Je constate que, à l’audience, le demandeur d’asile a fait référence à ses croyances religieuses en tant que [rastafari] et a laissé entendre que celles‑ci pourraient faire en sorte qu’il soit une cible plus facile à des fins de discrimination en Jamaïque. Toutefois, j’estime que la religion du demandeur d’asile constitue une question tout à fait secondaire qui a été soulevée seulement quand j’ai expressément mentionné au demandeur d’asile les différences entre les demandes d’asile au titre de l’article 96 et celles au titre de l’article 97 de la LIPR. Selon la preuve dont je dispose, je juge qu’il n’existe aucun lien entre la religion du demandeur d’asile et les préjudices auxquels celui‑ci dit être exposé en Jamaïque.
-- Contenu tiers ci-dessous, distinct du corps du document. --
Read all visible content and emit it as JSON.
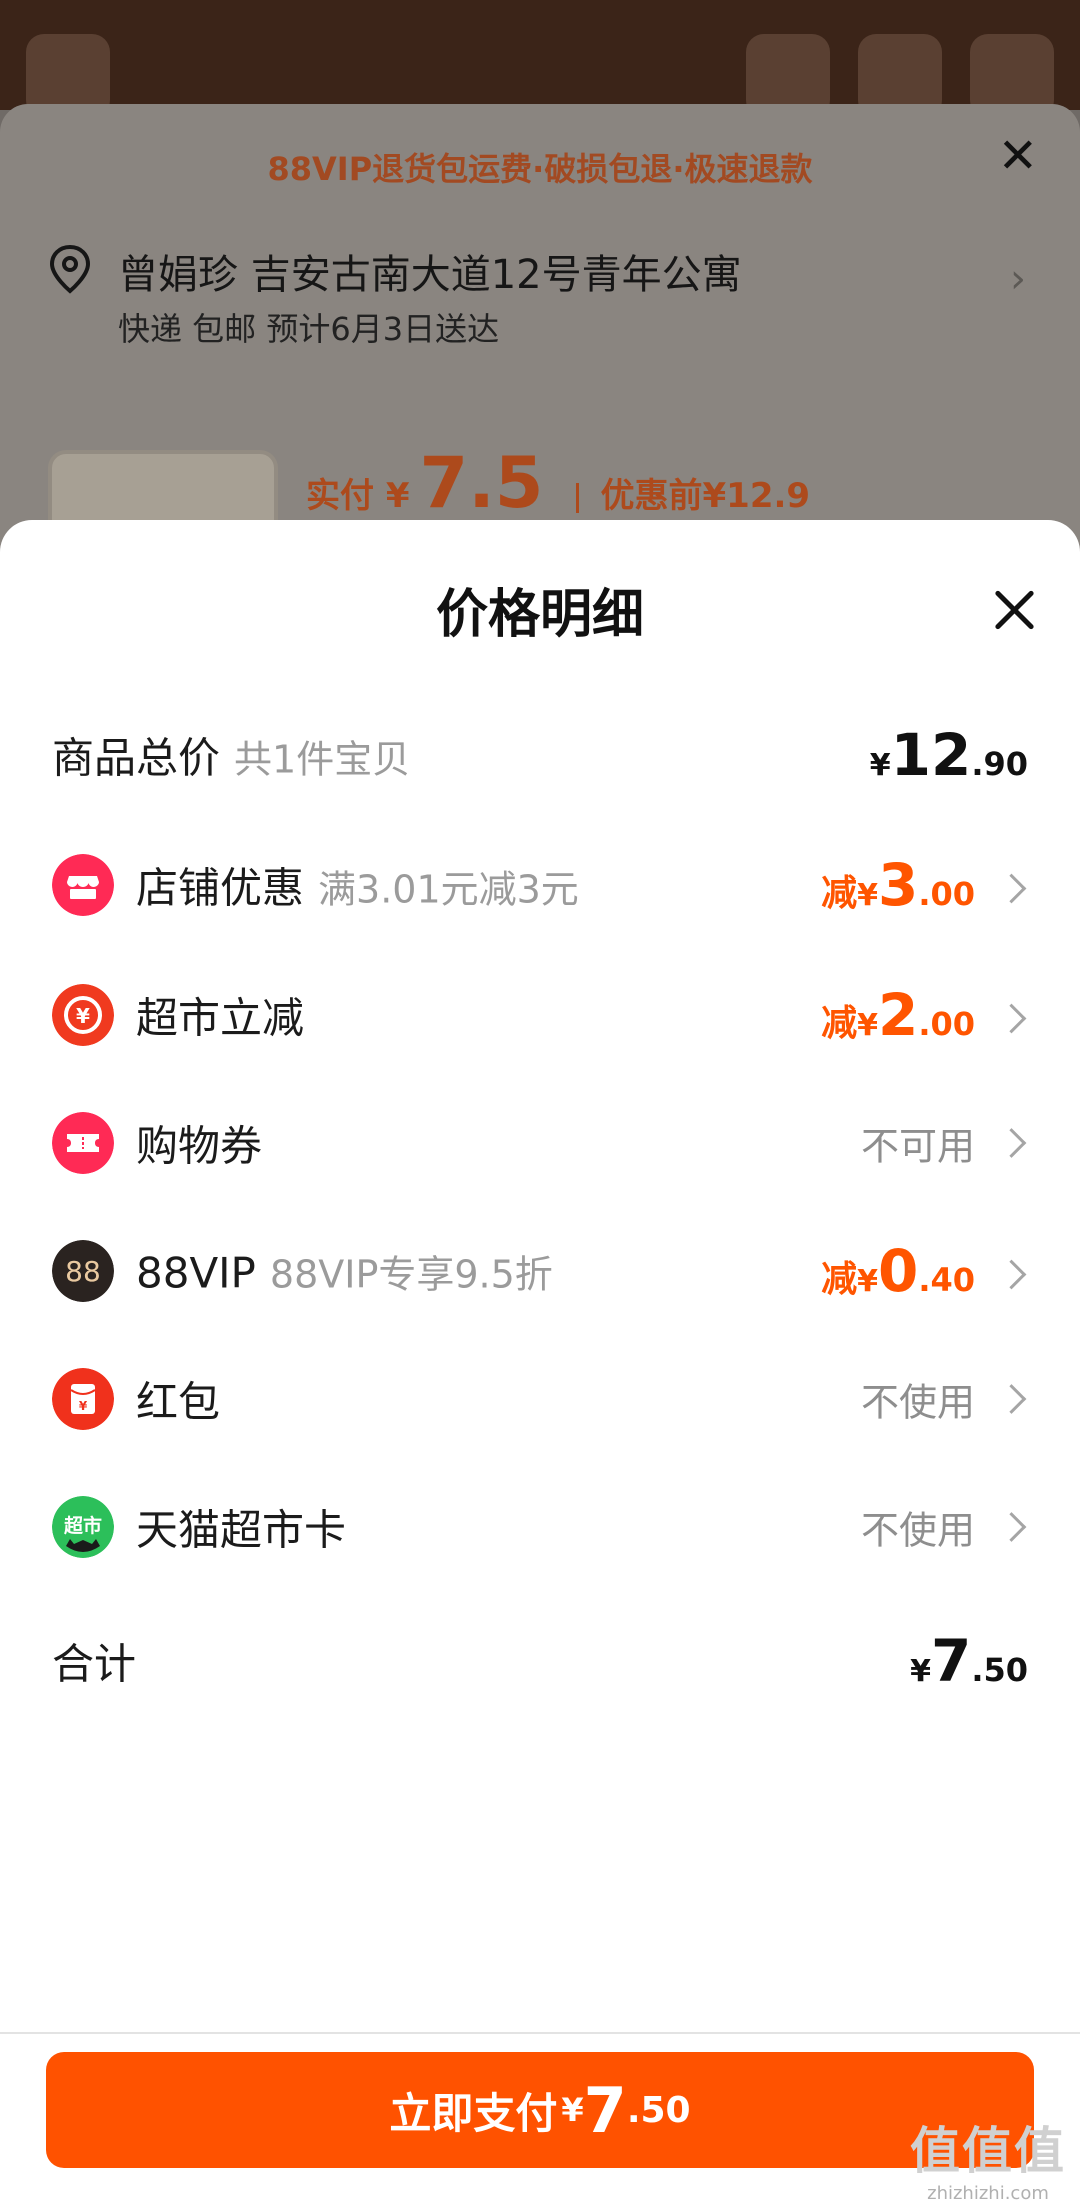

[15]  Cette conclusion était tout à fait raisonnable compte tenu des éléments de preuve figurant au dossier et des documents particuliers qui s’y trouvent et auxquels l’avocat a fait référence au cours de l’audience. Les rastafaris ont tout au plus été victimes d’une certaine discrimination par le passé. La question de savoir si cette discrimination se poursuit aujourd’hui demeure entière, mais aucun élément dans le dossier ne permet de penser qu’elle a atteint le niveau de la persécution, et ce, même dans le passé, où de graves problèmes ont parfois été constatés. Lorsque je lui ai posé la question, l’avocat du demandeur n’a pu citer aucune décision — de la Commission ou de la Cour — pour étayer l’allégation selon laquelle les rastafaris sont persécutés en Jamaïque. Je n’en connais assurément aucune. La jurisprudence générale appuie les conclusions de la Commission (voir, par exemple, Pava c Canada (Citoyenneté et Immigration), 2019 CF 1239, au par. 25).
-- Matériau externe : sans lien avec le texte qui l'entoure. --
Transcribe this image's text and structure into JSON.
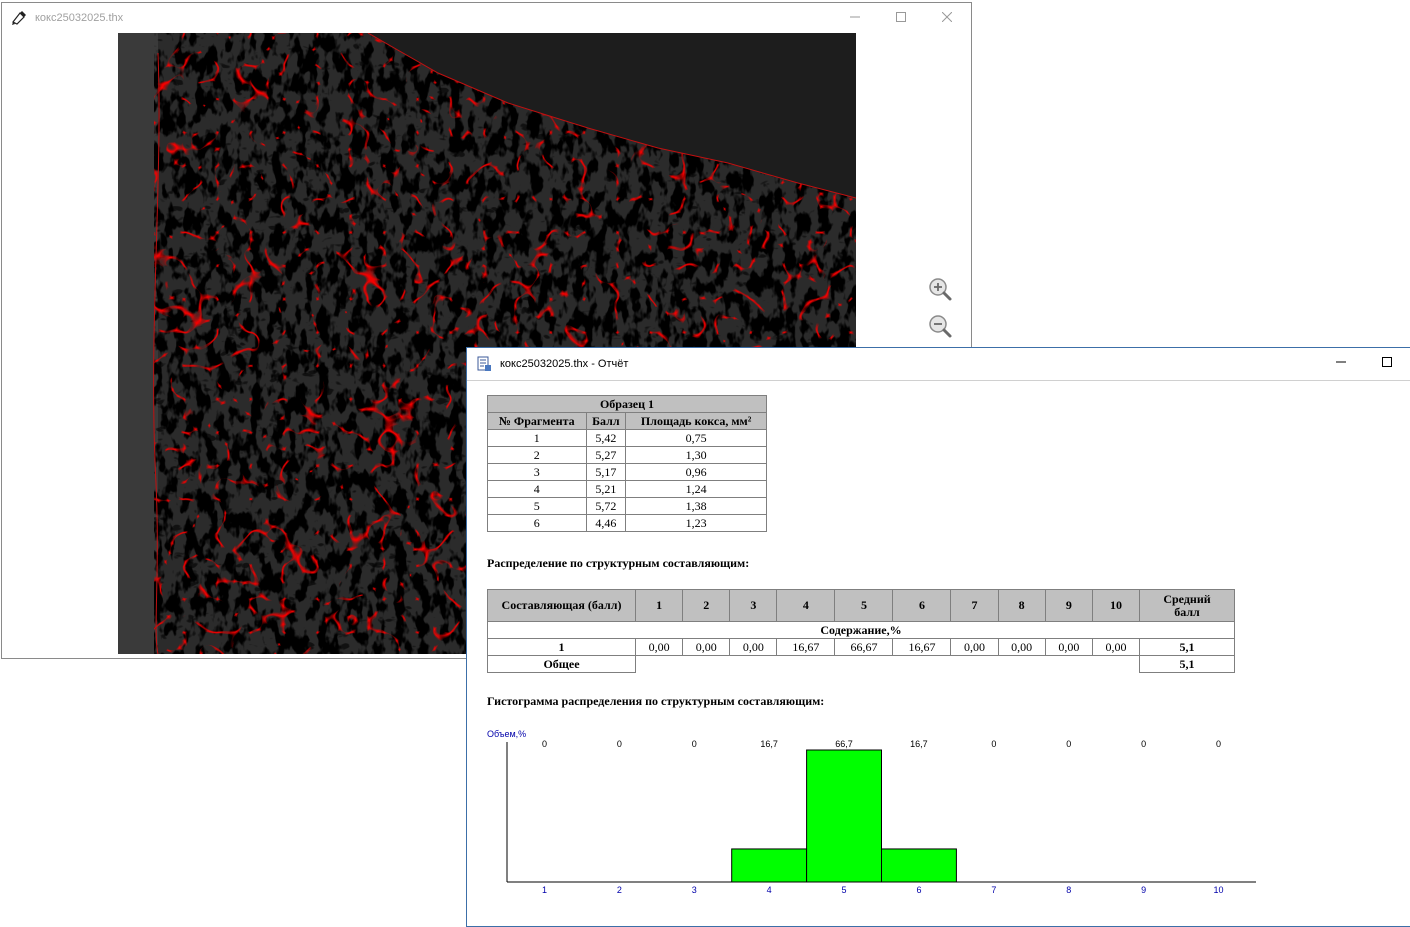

(ii)  Le risque prévu à l’article 97 de la Loi

[16]  La Commission n’a rien trouvé qui puisse laisser penser que le demandeur est exposé à un risque prospectif qui pourrait susciter des inquiétudes. Le demandeur n’a pas été en mesure de présenter des éléments de preuve particuliers lorsqu’il a été interrogé à l’audience, du moins en ce qui concerne les craintes découlant de l’un des trois incidents susmentionnés. Toutefois, le demandeur s’est concentré sur les craintes que suscitera, selon lui, son retour en Jamaïque après une période d’absence à l’étranger. Il a fait référence à des reportages qui portent sur certains actes de violence, ainsi qu’à d’autres éléments qui semblent indiquer que les policiers pourraient cibler les rapatriés. Aucun de ces éléments de preuve ne permet de conclure que le demandeur est exposé à des risques; en effet, l’un d’entre eux concerne des expatriés qui ont quitté la Grande-Bretagne et pris leur retraite en Jamaïque. Premièrement, ces histoires portent sur des actes de violence aléatoires. Deuxièmement, rien ne laisse penser que les policiers cibleraient le demandeur ou que des gangs communiqueraient des renseignements au sujet de ce dernier aux autorités.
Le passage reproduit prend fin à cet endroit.